Bundan daha kötüsü olmaz/yaşanmaz dediğimiz bir olayın hemen ertesinde bin beter bir durumla karşılaşıyoruz.

Daha çok canımız sıkılıyor, çok daha canımız yanıyor. Suçlu arayışıma girecek olsak o kadar çok çıkar ki!

Ama mesele onun, bunun veya şunun suçlu olması değil. Tüm bunlar da ele alınması gereken konular olabilir ama zamanı gelince ve yerli yerince.

Ortada somut gerçekler ve iç karartan, umut kıran şeyler var. Ama herkesin parmağı suçlu arayışında bir başkasını işaret ediyor.

Değişmeyen tek gerçek bazıları hep kötü olacak; birileri hep iyi olacak…

Dünya ve insan yaratılalı beri iyi ile kötünün, güzel ile çirkinin, doğru ile yanlışın mücadelesi sürüp gidiyor Bu çetin mücadelede farklı zamanlarda farklı taraflar galip gelmiş görünse de kesin galip bu dünyada asla belli olmayacak.

Kesin olan bir gerçek var ki kötülerin kazanmış gibi göründüğü zamanlarda bile asıl kazananın hep iyi ve doğrunun olduğudur. İlanihaye de öyle olmaya devam edecektir.

En kötü, en olumsuz ve umutsuz anlarda dahi iyiler de hep var olmaya, umut olmaya devam edecek.

Biliyorum ve hissediyorum; onca çirkefliğin, onca zulmün ve olumsuzluğun girdabında Rabbim bize de bir çıkar yol ve güzellik verecektir.

İnşallah bizim nefislerimiz de mutmainler safında yer alır ve bir zindandan başkaca bir şey ifâde etmeyen sürgün hayatımız felâha ulaşır.

Yüreği benim gibi yanan herkesin duasına “âmin” diyorum.  Sizlerden ricam da lütfen yalnızca Rabbime aşikâr olan duama destek olun ve “âmin” deyin.

“Ya Rab! En önce biz varmalıyız Arasat’a ve en önce biz almalıyız kurtuluş beratını senin lütfunla. Bu dünya sürgünümüz bir an önce bitmeli ve varabilmeliyiz senin kapısına. Bu dünya yapacak işleri olanın, onu sevenlerin olsun.

Rabbim tüm sevdiklerinin imrenerek talip olduğu o makama ben de talibim.
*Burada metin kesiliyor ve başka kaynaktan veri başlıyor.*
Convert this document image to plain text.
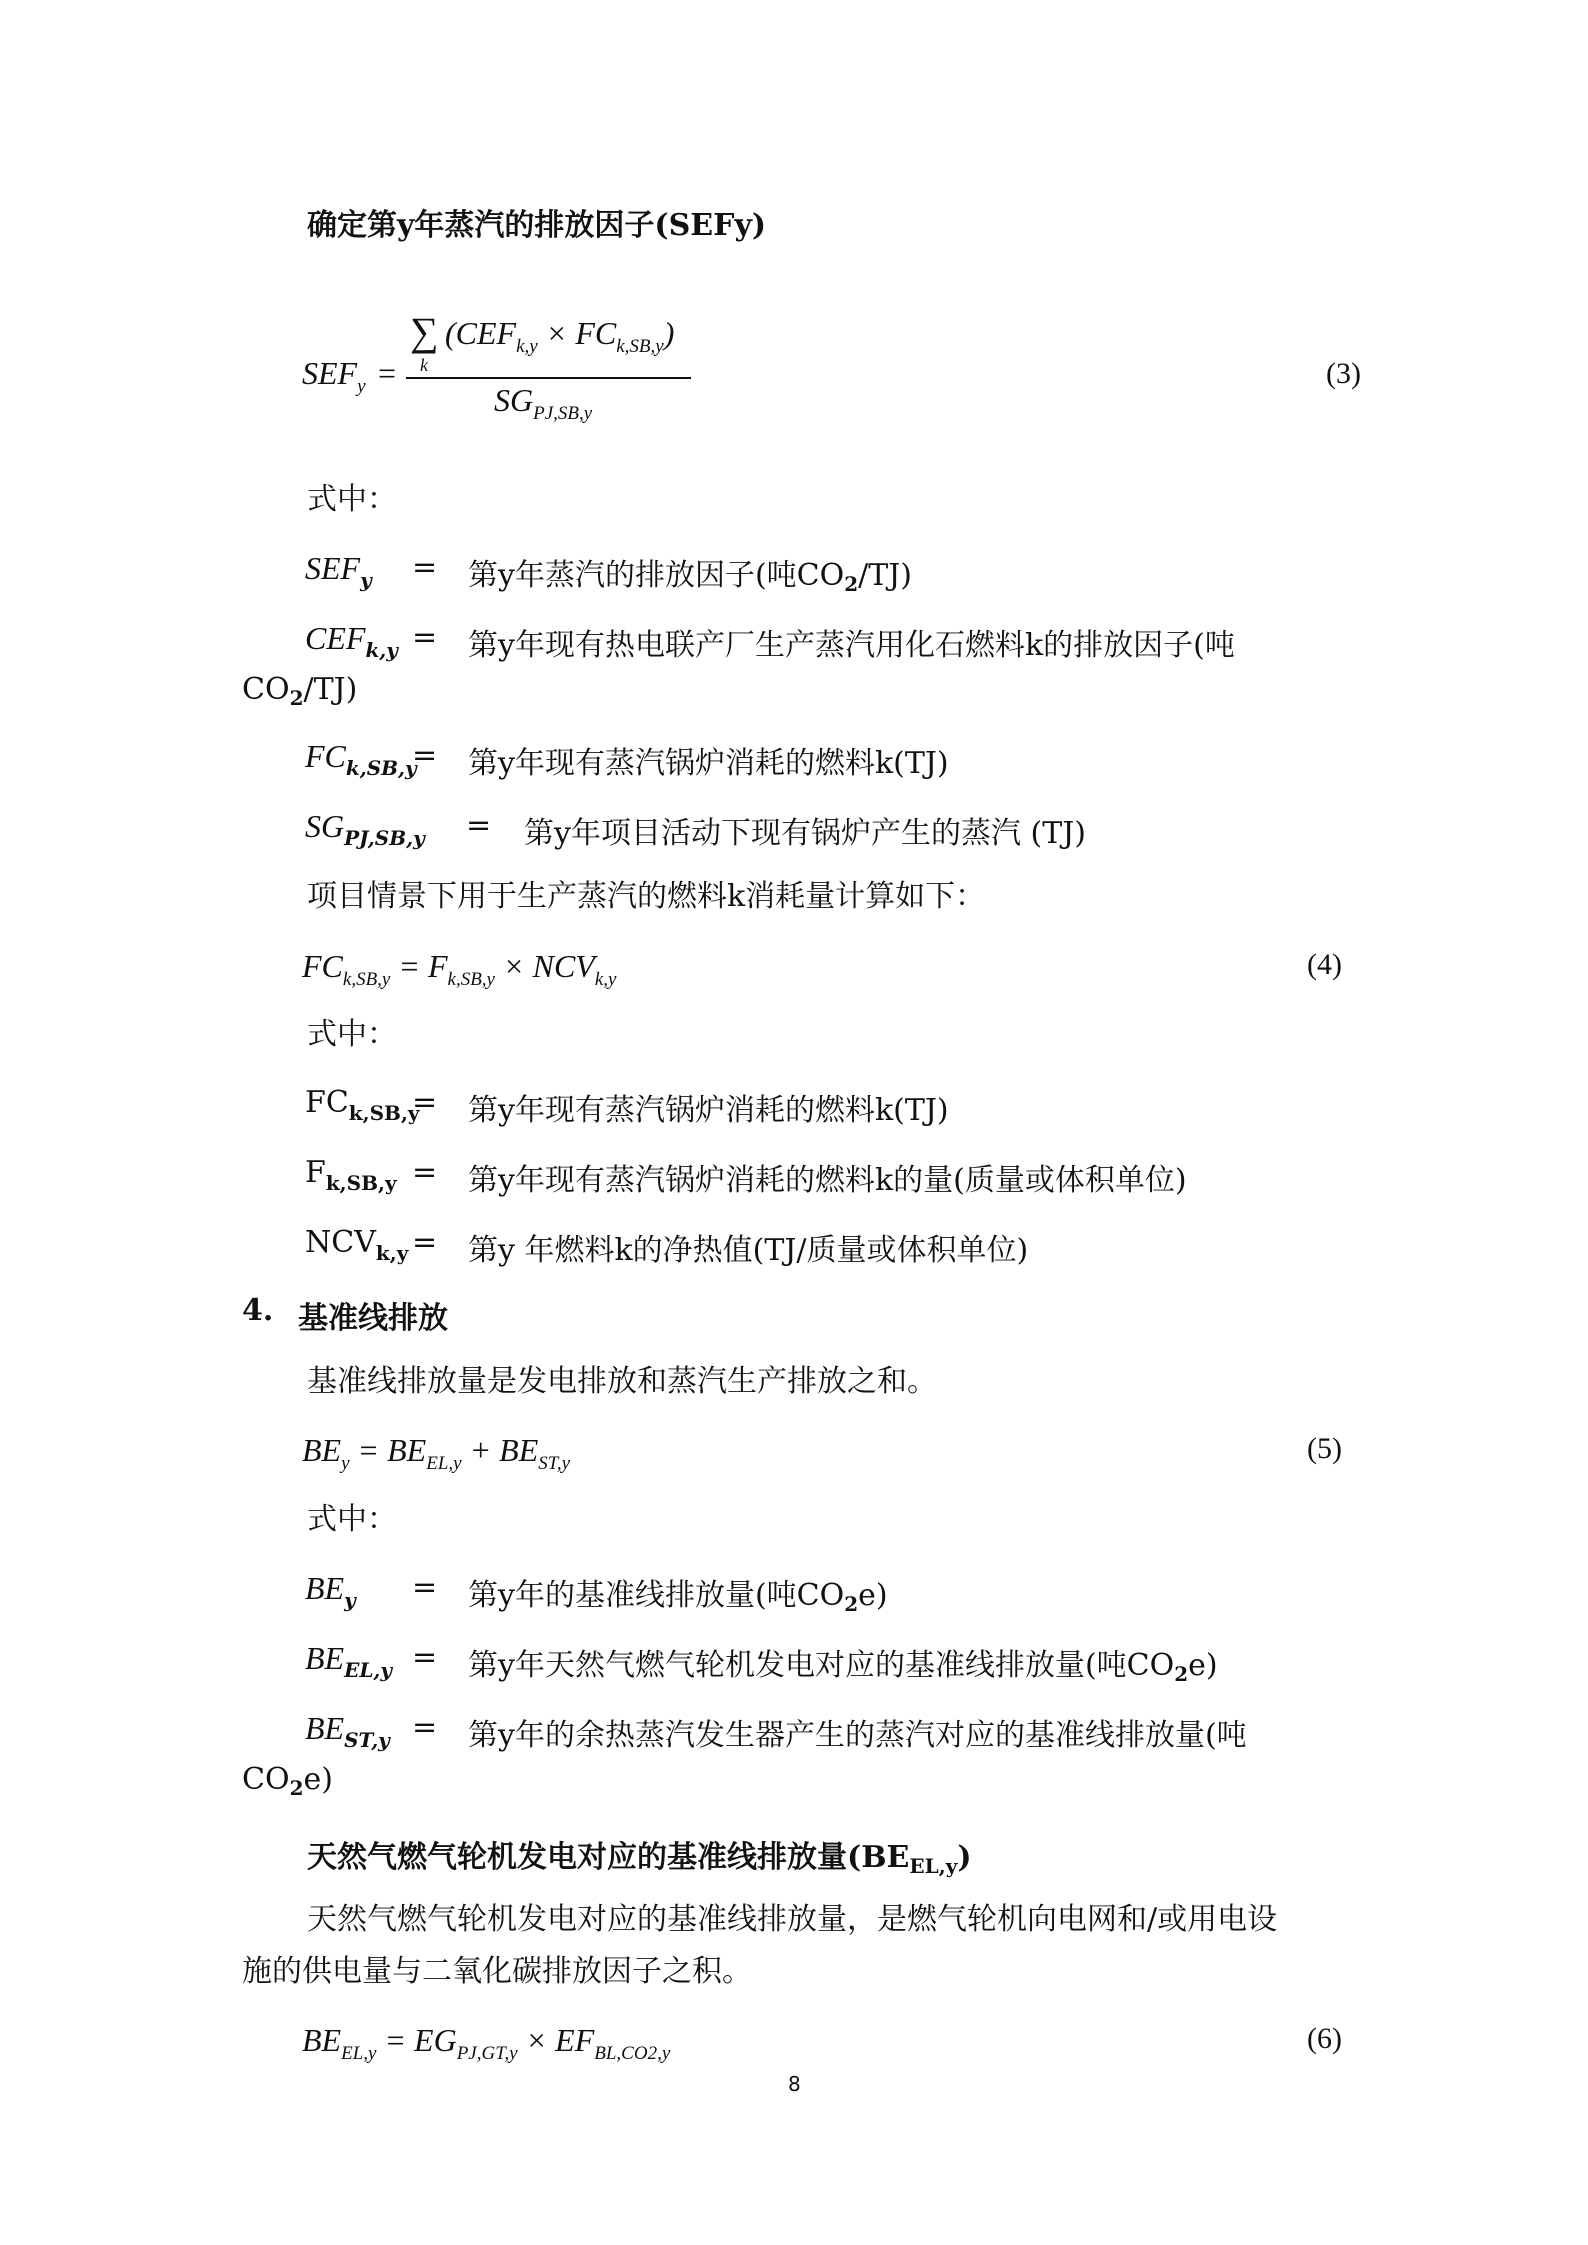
确定第y年蒸汽的排放因子(SEFy)
$SEF_y$ =
∑
k
$(CEF_{k,y} \times FC_{k,SB,y})$
$SG_{PJ,SB,y}$
(3)
式中：
$SEF_y$ = 第y年蒸汽的排放因子(吨$CO_2/TJ$)
$CEF_{k,y}$ = 第y年现有热电联产厂生产蒸汽用化石燃料k的排放因子(吨
$CO_2/TJ$)
$FC_{k,SB,y}$
= 第y年现有蒸汽锅炉消耗的燃料k(TJ)
$SG_{PJ,SB,y}$ = 第y年项目活动下现有锅炉产生的蒸汽 (TJ)
项目情景下用于生产蒸汽的燃料k消耗量计算如下：
$FC_{k,SB,y} = F_{k,SB,y} \times NCV_{k,y}$	(4)
式中：
$FC_{k,SB,y}$
= 第y年现有蒸汽锅炉消耗的燃料k(TJ)
$F_{k,SB,y}$ = 第y年现有蒸汽锅炉消耗的燃料k的量(质量或体积单位)
$NCV_{k,y}$ = 第y 年燃料k的净热值(TJ/质量或体积单位)
4. 基准线排放
基准线排放量是发电排放和蒸汽生产排放之和。
$BE_y = BE_{EL,y} + BE_{ST,y}$	(5)
式中：
$BE_y$ = 第y年的基准线排放量(吨$CO_2e$)
$BE_{EL,y}$ = 第y年天然气燃气轮机发电对应的基准线排放量(吨$CO_2e$)
$BE_{ST,y}$ = 第y年的余热蒸汽发生器产生的蒸汽对应的基准线排放量(吨
$CO_2e$)
天然气燃气轮机发电对应的基准线排放量$(BE_{EL,y})$
天然气燃气轮机发电对应的基准线排放量，是燃气轮机向电网和/或用电设
施的供电量与二氧化碳排放因子之积。
$BE_{EL,y} = EG_{PJ,GT,y} \times EF_{BL,CO2,y}$	(6)
8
Hz Hamza’nın, Mus’ab bin Umeyr’in, Hz. Hüseyin ‘in, daha dün Ömer Halisdemir’in, Abdullah Tayyib ‘in ve Uhud Kadir ‘in ve de Seher Yaşar’ların kana kana içtikleri o şerbetten bir damla da olsa bizlere de nasip eyle.

Yüzüm yok biliyorum. Ama yine de istiyorum. Sen kapına geleni boş çevirmezsin. Her gün zillet içinde yaşamak ar geliyor. Parayı, makam ve mevkîyi; dahası bütün dünyayı isteyenlere ver.  Hiç birine zerre tamahım yok.
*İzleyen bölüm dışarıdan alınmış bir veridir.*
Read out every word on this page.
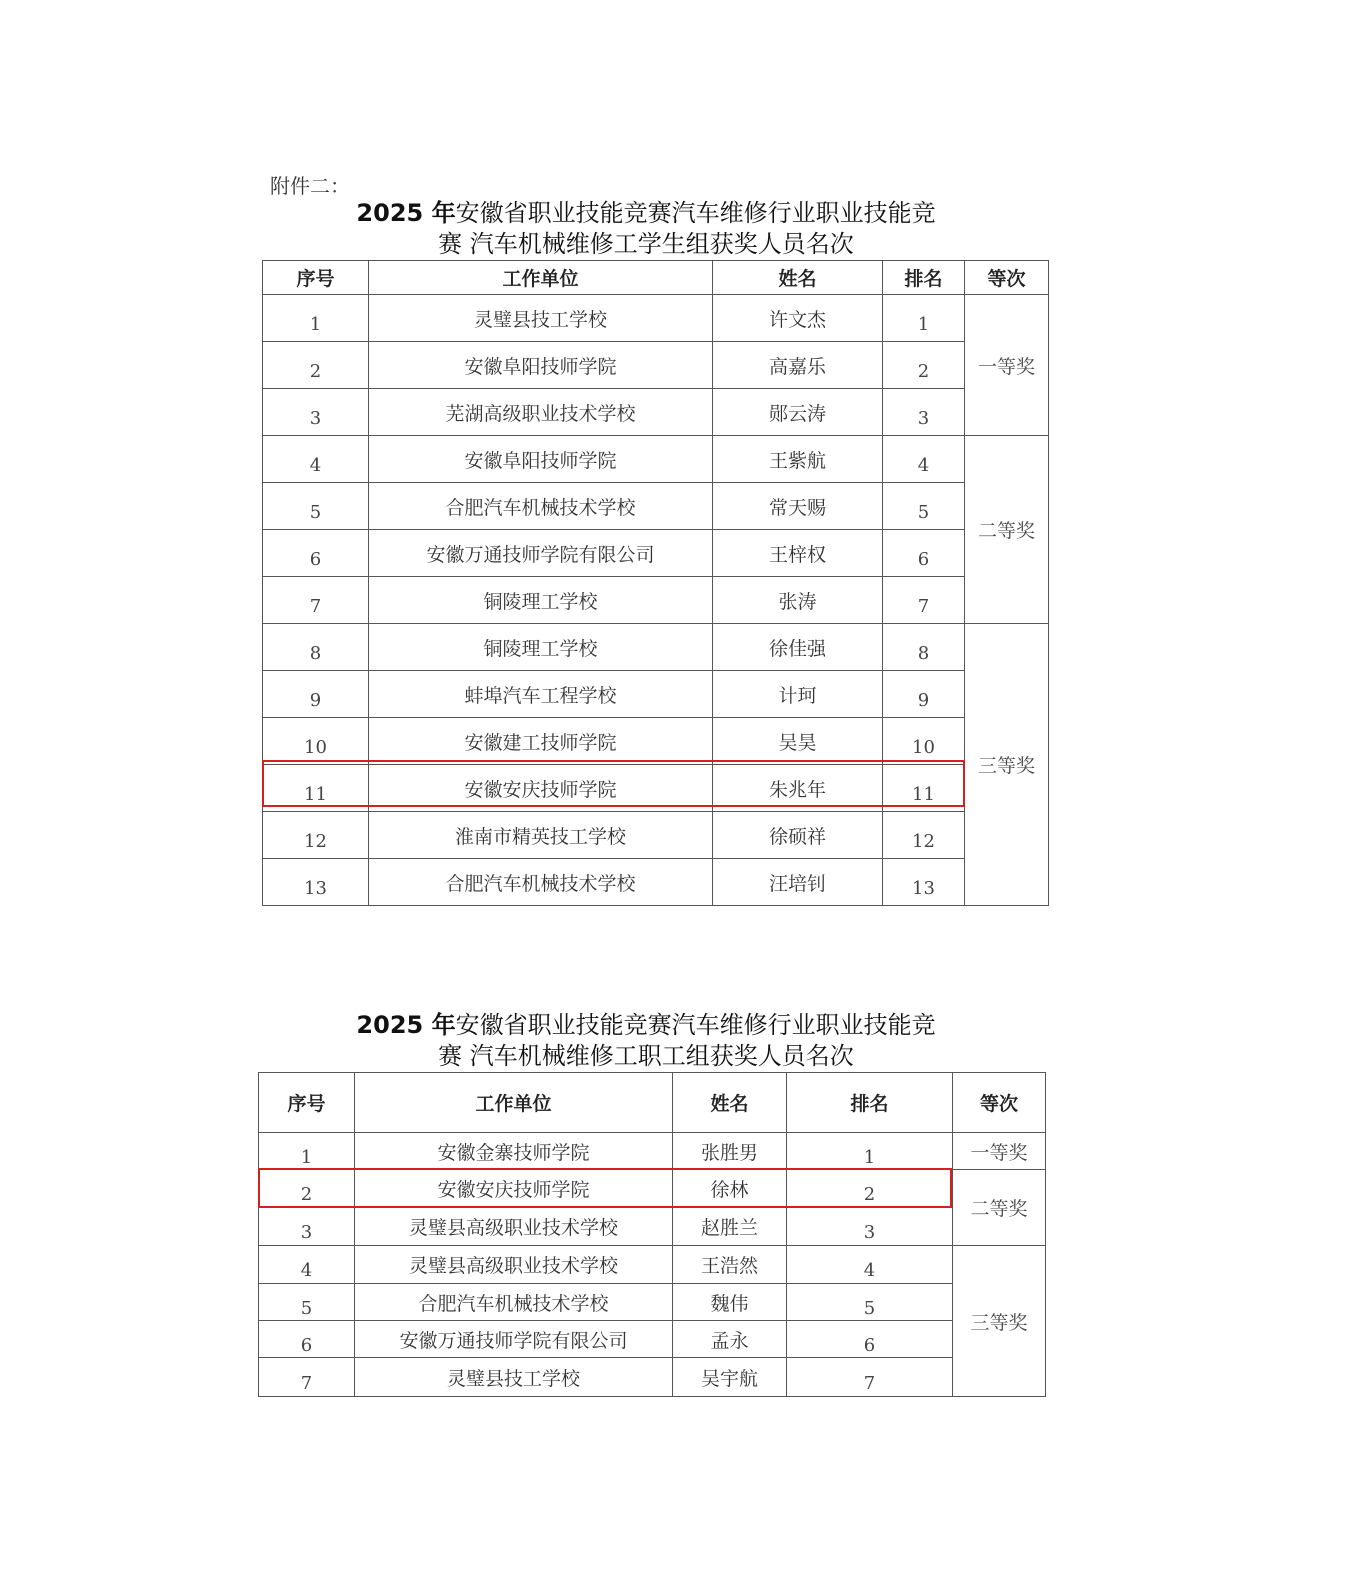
附件二：
2025 年安徽省职业技能竞赛汽车维修行业职业技能竞
赛 汽车机械维修工学生组获奖人员名次
序号	工作单位	姓名	排名	等次
1	灵璧县技工学校	许文杰	1	一等奖
2	安徽阜阳技师学院	高嘉乐	2	
3	芜湖高级职业技术学校	郧云涛	3	
4	安徽阜阳技师学院	王紫航	4	二等奖
5	合肥汽车机械技术学校	常天赐	5	
6	安徽万通技师学院有限公司	王梓权	6	
7	铜陵理工学校	张涛	7	
8	铜陵理工学校	徐佳强	8	三等奖
9	蚌埠汽车工程学校	计珂	9	
10	安徽建工技师学院	吴昊	10	
11	安徽安庆技师学院	朱兆年	11	
12	淮南市精英技工学校	徐硕祥	12	
13	合肥汽车机械技术学校	汪培钊	13	
2025 年安徽省职业技能竞赛汽车维修行业职业技能竞
赛 汽车机械维修工职工组获奖人员名次
序号	工作单位	姓名	排名	等次
1	安徽金寨技师学院	张胜男	1	一等奖
2	安徽安庆技师学院	徐林	2	二等奖
3	灵璧县高级职业技术学校	赵胜兰	3	
4	灵璧县高级职业技术学校	王浩然	4	三等奖
5	合肥汽车机械技术学校	魏伟	5	
6	安徽万通技师学院有限公司	孟永	6	
7	灵璧县技工学校	吴宇航	7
Sen “gel” de, yeter! Birileri ne derlerse desinler, ne düşünürse düşünsünler gerisi umurumda bile değil…

Emanetine sahip çıkamadık, emanetini lâyık -ı vechi ile taşımaktan aciziz. Ya bu dünyada İslam sancağını şerefle dalgalandıralım ya bizleri de çağır kapına Livaül hamd’in gölgesinde toplananlardan eyle.

Hem bu dünyanın çirkefliğiyle hem de Müslümanlar’ın umarsızlığıyla baş edecek durumda değilim. Çok bağırarak ve sesini yükseltip dikkat çekerek bir şeyler anlatma derdinde de değilim.

Gizliyi de aşikârı da sen bilirsin Rabbim!

Ya bize dayanma gücü ve mücadele azmi ver, ya da bizden bu ağır sorumluluğu al. Senin her şeye gücün yeter!”

Kavli ve fiili dualarımızın kabul olması niyazımla: Amin!..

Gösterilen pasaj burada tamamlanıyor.